Ponzi acquista dei buoni di risposta internazionali, che all’epoca servivano ad affrancare la posta dai paesi del mondo intero. A causa dell’inflazione, questi buoni sono meno cari in Italia che negli Stati Uniti. Ponzi rivende quindi questi buoni in tutta legalità negli Stati Uniti ed incassa la differenza.

In seguito, l’italiano crea una società che promette dei profitti del 50% in 45 giorni. Nello spazio di pochi mesi, 17’000 persone gli affidano diversi milioni di dollari. Rapidamente però cominciano ad affiorare i primi sospetti. Ponzi in realtà retribuisce i primi clienti con le somme versate da quelli successivi, senza acquistare praticamente nessun buono di risposta internazionale.

Il sistema – che equivale in sostanza a una Catena di Sant’Antonio – collassa immediatamente e Ponzi è condannato a cinque anni di prigione. Una volta scarcerato, tenta di replicare lo schema acquistando della terra, ma è arrestato per frode.
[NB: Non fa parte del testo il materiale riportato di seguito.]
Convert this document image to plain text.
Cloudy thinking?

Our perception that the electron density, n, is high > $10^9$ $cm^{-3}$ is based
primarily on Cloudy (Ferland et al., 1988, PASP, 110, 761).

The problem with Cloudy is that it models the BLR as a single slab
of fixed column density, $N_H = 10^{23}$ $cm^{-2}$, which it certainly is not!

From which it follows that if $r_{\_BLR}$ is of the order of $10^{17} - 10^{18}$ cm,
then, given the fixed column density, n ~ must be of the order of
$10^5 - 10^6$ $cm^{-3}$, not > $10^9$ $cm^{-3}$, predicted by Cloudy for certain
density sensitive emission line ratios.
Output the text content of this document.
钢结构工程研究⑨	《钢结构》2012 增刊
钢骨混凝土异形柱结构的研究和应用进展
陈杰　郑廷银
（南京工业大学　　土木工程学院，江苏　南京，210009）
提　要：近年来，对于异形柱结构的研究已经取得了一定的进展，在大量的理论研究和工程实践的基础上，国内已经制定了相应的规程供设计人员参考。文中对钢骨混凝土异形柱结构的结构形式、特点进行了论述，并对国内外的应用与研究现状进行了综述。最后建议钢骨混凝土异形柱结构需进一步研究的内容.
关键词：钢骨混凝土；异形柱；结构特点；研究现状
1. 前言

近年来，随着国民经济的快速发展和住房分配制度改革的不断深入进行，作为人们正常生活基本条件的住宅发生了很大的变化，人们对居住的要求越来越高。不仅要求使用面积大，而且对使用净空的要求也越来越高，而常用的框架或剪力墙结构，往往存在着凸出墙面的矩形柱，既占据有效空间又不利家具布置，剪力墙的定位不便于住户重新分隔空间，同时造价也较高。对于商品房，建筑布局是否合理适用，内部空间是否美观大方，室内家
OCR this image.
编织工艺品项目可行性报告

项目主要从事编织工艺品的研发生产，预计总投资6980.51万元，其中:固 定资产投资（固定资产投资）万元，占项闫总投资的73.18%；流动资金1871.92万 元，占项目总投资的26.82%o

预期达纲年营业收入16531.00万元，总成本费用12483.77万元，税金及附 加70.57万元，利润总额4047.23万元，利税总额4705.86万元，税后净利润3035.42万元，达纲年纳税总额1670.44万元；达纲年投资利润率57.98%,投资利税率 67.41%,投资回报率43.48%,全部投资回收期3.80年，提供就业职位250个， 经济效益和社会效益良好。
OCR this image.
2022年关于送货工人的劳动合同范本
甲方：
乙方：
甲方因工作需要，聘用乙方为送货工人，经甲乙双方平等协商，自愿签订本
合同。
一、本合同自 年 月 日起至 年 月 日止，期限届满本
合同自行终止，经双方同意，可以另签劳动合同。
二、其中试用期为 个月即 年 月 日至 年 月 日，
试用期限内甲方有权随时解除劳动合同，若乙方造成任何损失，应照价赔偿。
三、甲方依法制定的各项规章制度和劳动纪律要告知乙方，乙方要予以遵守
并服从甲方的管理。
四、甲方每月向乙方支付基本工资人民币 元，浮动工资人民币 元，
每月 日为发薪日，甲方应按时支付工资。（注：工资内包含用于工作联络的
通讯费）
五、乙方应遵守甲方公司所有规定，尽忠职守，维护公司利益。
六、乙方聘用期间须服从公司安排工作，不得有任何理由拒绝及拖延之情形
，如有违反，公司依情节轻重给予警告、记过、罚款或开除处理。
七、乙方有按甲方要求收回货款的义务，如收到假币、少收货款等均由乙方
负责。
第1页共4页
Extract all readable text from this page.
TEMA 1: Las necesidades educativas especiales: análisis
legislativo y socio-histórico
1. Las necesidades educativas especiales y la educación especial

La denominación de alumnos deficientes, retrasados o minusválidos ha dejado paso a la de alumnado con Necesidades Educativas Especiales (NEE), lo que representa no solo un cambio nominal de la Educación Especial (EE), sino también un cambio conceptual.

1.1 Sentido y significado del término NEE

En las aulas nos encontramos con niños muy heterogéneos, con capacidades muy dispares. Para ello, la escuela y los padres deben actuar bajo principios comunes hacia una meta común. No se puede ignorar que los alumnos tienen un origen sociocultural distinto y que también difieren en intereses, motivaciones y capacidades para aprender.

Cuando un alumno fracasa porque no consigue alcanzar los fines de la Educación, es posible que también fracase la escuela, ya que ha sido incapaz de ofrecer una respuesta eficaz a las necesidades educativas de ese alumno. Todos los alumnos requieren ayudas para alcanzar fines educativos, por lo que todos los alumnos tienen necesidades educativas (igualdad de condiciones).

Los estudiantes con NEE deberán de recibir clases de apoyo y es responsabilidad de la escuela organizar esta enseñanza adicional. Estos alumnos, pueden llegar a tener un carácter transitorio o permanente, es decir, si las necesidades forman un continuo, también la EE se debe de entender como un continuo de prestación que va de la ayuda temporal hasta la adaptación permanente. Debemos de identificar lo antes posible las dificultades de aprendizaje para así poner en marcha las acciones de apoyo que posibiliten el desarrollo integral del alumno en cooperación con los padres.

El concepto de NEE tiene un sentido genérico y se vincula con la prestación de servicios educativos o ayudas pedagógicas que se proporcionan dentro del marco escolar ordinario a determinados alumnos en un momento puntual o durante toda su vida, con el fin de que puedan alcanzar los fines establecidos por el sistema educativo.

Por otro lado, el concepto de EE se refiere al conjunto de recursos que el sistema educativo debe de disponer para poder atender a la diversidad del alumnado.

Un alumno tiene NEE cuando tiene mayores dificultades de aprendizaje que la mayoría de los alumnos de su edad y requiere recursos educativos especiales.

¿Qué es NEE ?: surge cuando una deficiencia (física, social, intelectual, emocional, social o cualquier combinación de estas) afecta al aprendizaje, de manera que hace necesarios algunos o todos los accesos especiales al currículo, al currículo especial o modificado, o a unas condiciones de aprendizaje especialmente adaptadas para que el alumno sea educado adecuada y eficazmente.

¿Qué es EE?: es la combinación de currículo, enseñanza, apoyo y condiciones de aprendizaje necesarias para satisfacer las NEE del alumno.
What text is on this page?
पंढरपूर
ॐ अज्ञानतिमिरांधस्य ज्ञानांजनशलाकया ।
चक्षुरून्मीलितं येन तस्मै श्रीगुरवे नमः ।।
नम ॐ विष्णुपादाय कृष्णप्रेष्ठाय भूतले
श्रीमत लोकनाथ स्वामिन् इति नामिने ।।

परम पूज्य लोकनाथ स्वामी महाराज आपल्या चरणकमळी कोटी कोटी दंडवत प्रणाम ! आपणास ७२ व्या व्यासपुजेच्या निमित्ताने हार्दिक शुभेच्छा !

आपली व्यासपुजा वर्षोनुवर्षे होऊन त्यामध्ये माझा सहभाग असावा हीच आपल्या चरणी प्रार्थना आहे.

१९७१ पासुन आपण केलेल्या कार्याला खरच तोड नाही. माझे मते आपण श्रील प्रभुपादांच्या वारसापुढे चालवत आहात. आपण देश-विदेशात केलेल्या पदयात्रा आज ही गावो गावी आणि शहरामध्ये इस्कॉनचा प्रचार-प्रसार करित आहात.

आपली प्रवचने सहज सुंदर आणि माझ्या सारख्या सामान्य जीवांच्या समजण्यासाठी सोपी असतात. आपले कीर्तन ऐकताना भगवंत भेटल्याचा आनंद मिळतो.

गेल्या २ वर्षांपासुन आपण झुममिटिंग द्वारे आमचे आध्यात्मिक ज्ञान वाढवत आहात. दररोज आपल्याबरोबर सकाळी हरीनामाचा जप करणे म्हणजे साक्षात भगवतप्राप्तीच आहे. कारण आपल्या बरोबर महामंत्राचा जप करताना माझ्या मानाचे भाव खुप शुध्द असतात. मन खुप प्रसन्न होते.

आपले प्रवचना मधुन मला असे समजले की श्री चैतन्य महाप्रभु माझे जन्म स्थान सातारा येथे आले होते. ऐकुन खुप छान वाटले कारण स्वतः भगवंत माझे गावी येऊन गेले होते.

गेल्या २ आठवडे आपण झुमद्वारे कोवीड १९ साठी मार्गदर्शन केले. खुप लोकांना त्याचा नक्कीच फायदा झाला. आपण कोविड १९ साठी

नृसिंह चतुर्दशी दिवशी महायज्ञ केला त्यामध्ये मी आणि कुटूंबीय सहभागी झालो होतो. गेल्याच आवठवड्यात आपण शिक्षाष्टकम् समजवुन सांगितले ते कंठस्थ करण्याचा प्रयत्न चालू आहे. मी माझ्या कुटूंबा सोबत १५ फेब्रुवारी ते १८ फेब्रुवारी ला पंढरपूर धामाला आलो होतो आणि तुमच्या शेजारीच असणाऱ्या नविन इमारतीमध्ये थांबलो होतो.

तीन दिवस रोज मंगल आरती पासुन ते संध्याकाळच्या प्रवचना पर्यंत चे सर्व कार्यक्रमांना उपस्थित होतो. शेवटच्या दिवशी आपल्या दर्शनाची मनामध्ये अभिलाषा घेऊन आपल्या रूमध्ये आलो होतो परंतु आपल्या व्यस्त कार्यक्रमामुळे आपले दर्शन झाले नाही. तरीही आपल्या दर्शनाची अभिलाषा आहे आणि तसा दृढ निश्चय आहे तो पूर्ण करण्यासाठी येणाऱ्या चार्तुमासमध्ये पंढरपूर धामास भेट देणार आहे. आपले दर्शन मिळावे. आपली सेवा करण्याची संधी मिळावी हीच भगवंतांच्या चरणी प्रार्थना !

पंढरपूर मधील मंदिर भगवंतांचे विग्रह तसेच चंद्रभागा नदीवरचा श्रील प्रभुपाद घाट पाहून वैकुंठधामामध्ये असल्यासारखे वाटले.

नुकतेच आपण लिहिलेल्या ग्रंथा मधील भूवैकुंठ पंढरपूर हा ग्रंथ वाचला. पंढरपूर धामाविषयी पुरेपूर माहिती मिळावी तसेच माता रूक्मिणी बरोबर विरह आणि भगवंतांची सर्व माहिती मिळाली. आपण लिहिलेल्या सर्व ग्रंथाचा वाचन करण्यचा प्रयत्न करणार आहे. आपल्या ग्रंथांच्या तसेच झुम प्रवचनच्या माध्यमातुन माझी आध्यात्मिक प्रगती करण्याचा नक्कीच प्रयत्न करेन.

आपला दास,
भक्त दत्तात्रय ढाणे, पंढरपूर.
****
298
Nel 1934 viene rilasciato e rientra in Italia. Trascorre gli ultimi anni di vita in povertà a Rio de Janeiro, dove muore nel 1949.

Lo schema di Ponzi è stato in seguito spesso utilizzato. Il principio è sempre lo stesso: i profitti non provengono da una vera attività economica, ma dall’arrivo di nuovi clienti. Quando questo afflusso si esaurisce tutto il sistema collassa. Guadagnano solo coloro che hanno abbandonato la nave al momento giusto e, naturalmente, l’organizzatore.

Fairfield Greenwich Group: 7,5 miliardi di dollari

Kingate Management: 3,5 miliardi

Banco Santander: 3,1 miliardi

Access International Advisors: 1,4 miliardi

HSBC Holding: 1 miliardo

Benbassat & Cie.: 935 milioni

Union bancaire privé: 850 milioni

Natixis: fino a 600 milioni

BNP Paribas: fino a 470 milioni

Man Group: 360 milioni

Royal Bank of Scotland: 360 milioni

Banque Benedict Hentsch: 48 milioni

(fonte: Bloomberg)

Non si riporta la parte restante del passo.